3. A lug nut for securing a wheel to a bolt comprising:

a lug nut having a proximal end and a distal end, the lug nut defining a threaded hole for securing a bolt, the threaded hole extending along a longitudinal axis of the nut between the proximal end and the distal end; and,

an outer engaging surface of the lug nut defining a plurality of raised ridges, each of said plurality of ridges being spaced opposite an arcuate wall, each of said plurality of ridges further defining a longitudinal length less than a longitudinal length of said opposite arcuate wall, a distal end of said plurality of ridges and said arcuate walls being co-planar with respect to a plane perpendicular to said longitudinal axis.

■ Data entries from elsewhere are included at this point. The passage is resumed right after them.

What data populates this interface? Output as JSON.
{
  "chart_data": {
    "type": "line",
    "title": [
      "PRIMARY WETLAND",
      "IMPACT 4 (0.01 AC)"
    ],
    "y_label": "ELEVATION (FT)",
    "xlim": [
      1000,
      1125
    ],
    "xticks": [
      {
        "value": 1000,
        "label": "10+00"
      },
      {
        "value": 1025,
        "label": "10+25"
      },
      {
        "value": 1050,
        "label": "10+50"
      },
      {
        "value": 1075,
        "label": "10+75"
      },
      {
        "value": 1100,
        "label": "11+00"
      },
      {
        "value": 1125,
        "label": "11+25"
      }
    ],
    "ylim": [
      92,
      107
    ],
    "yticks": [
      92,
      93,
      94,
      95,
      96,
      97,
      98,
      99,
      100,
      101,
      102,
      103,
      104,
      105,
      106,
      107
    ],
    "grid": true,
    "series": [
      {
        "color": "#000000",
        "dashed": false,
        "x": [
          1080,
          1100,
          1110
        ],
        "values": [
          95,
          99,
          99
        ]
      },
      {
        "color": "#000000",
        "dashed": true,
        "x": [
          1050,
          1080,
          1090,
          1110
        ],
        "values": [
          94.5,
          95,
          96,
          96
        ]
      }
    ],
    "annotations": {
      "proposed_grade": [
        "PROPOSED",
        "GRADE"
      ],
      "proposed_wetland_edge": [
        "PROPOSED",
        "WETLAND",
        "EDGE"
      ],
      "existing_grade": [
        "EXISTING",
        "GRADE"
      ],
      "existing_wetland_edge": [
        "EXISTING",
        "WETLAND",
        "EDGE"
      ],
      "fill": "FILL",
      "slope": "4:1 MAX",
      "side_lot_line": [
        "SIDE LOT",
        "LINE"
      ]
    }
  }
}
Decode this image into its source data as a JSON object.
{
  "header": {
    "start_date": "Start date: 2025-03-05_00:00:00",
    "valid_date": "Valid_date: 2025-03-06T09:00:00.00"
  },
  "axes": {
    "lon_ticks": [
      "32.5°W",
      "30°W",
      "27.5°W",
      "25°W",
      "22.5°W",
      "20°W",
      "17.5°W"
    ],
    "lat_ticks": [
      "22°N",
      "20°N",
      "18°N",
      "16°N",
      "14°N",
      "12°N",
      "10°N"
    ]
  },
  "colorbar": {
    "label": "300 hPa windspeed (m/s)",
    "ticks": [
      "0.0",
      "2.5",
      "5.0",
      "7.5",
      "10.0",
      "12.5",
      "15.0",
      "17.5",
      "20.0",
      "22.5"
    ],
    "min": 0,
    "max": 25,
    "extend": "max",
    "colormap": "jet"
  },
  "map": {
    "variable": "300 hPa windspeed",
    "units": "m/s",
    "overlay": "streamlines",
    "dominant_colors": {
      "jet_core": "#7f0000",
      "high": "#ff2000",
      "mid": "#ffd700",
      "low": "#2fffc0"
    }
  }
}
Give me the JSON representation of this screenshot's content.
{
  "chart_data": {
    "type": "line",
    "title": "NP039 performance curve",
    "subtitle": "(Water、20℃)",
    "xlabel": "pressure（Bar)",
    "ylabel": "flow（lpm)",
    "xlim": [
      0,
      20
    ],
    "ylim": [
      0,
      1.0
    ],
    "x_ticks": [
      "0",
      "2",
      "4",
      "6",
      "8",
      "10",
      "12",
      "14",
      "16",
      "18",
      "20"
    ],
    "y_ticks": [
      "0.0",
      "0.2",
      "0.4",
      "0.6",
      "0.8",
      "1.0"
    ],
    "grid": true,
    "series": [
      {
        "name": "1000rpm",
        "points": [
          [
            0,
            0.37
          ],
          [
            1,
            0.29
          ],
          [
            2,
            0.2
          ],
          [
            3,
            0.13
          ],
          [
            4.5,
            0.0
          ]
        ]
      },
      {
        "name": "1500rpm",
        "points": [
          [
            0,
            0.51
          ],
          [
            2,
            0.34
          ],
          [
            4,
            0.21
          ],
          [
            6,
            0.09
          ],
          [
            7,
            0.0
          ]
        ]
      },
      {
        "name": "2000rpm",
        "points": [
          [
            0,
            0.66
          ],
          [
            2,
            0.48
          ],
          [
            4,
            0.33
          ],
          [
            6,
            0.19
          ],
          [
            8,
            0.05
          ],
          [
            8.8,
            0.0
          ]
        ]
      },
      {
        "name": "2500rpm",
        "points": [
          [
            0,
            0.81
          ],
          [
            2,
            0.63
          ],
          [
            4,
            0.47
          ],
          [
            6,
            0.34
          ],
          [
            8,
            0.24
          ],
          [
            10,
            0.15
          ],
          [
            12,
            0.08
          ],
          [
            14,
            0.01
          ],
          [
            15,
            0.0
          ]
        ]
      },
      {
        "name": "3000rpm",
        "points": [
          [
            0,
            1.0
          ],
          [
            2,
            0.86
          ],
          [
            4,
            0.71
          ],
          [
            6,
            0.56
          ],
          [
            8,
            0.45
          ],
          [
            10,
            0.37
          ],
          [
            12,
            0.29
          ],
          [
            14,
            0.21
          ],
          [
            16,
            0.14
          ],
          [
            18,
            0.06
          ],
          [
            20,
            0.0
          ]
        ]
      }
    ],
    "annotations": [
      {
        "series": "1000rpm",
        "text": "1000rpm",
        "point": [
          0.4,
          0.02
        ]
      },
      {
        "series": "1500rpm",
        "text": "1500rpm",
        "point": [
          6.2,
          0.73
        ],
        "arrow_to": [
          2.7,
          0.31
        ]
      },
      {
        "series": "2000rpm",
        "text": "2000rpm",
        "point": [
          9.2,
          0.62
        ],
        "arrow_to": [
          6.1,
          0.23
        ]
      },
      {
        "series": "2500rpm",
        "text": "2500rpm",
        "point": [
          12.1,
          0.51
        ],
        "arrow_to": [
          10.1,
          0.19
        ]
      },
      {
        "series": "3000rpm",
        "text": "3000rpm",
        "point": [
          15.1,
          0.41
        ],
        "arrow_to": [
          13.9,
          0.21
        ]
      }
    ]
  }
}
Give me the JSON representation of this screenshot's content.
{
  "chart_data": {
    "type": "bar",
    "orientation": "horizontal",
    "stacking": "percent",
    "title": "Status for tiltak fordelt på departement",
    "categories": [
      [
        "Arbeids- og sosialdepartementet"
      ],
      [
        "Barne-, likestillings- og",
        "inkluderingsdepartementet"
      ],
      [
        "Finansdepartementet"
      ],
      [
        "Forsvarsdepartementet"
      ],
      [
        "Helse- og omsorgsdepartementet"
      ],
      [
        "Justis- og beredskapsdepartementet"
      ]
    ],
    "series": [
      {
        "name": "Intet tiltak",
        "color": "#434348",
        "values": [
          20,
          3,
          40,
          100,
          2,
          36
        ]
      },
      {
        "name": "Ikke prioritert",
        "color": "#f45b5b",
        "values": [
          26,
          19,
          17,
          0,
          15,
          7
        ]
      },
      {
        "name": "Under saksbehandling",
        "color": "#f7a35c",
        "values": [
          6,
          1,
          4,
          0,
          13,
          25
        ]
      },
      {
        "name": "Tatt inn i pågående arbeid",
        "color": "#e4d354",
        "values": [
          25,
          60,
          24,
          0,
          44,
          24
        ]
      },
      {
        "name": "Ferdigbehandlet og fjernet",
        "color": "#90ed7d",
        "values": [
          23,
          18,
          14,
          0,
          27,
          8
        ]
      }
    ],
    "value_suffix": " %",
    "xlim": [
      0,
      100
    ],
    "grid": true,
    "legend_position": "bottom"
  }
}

4. The lug nut according to claim 3 wherein the outer engaging surface of the lug nut defines a longitudinal taper of between about 1 and 5 degrees.

5. The lug nut according to claim 4 wherein the taper is substantially about 4 degrees.

6. The lug nut according to claim 3 wherein the distal end of the lug nut defines a circumference less than a circumference of the axially opposite portion of the outer engaging surface.

7. The lug nut according to claim 3 wherein the proximal end of the lug nut defines a conical outer surface.

8. The lug nut according to claim 3 wherein the outer engaging surface of the lug nut defines seven (7) ridges.

9. The lug nut according to claim 3 wherein the outer engaging surface of the lug nut defines an odd number of ridges.

10. A lug nut and lug nut wrench jam-proof combination for attaching a wheel to a bolt comprising:

a lug nut having a proximal end and a distal end, the lug nut defining a threaded hole for receiving a bolt, the threaded hole extending along a longitudinal axis of the nut between the proximal end and the distal end;

a midsegment of the nut having a perimeter surface defining a plurality of ridges, each one of the plurality of ridges being connected to an adjacent ridge by an interconnected concave surface each one of said plurality of ridges spaced opposite a respective one of said interconnected concave surfaces, said distal end being flush with respect to said ridges and said interconnecting concave surfaces; and

a wrench having interior surfaces defining a socket for receiving said lug nut with the wrench having an axis of rotation extending centrally through the socket, the interior surfaces comprising a plurality of ridges, each one of the plurality of the ridges being connected to an adjacent ridge by an interconnected concave surface wherein the socket ridges interengage with the lug nut concave surfaces, thereby providing opposing surfaces when the socket rotates the lug nut.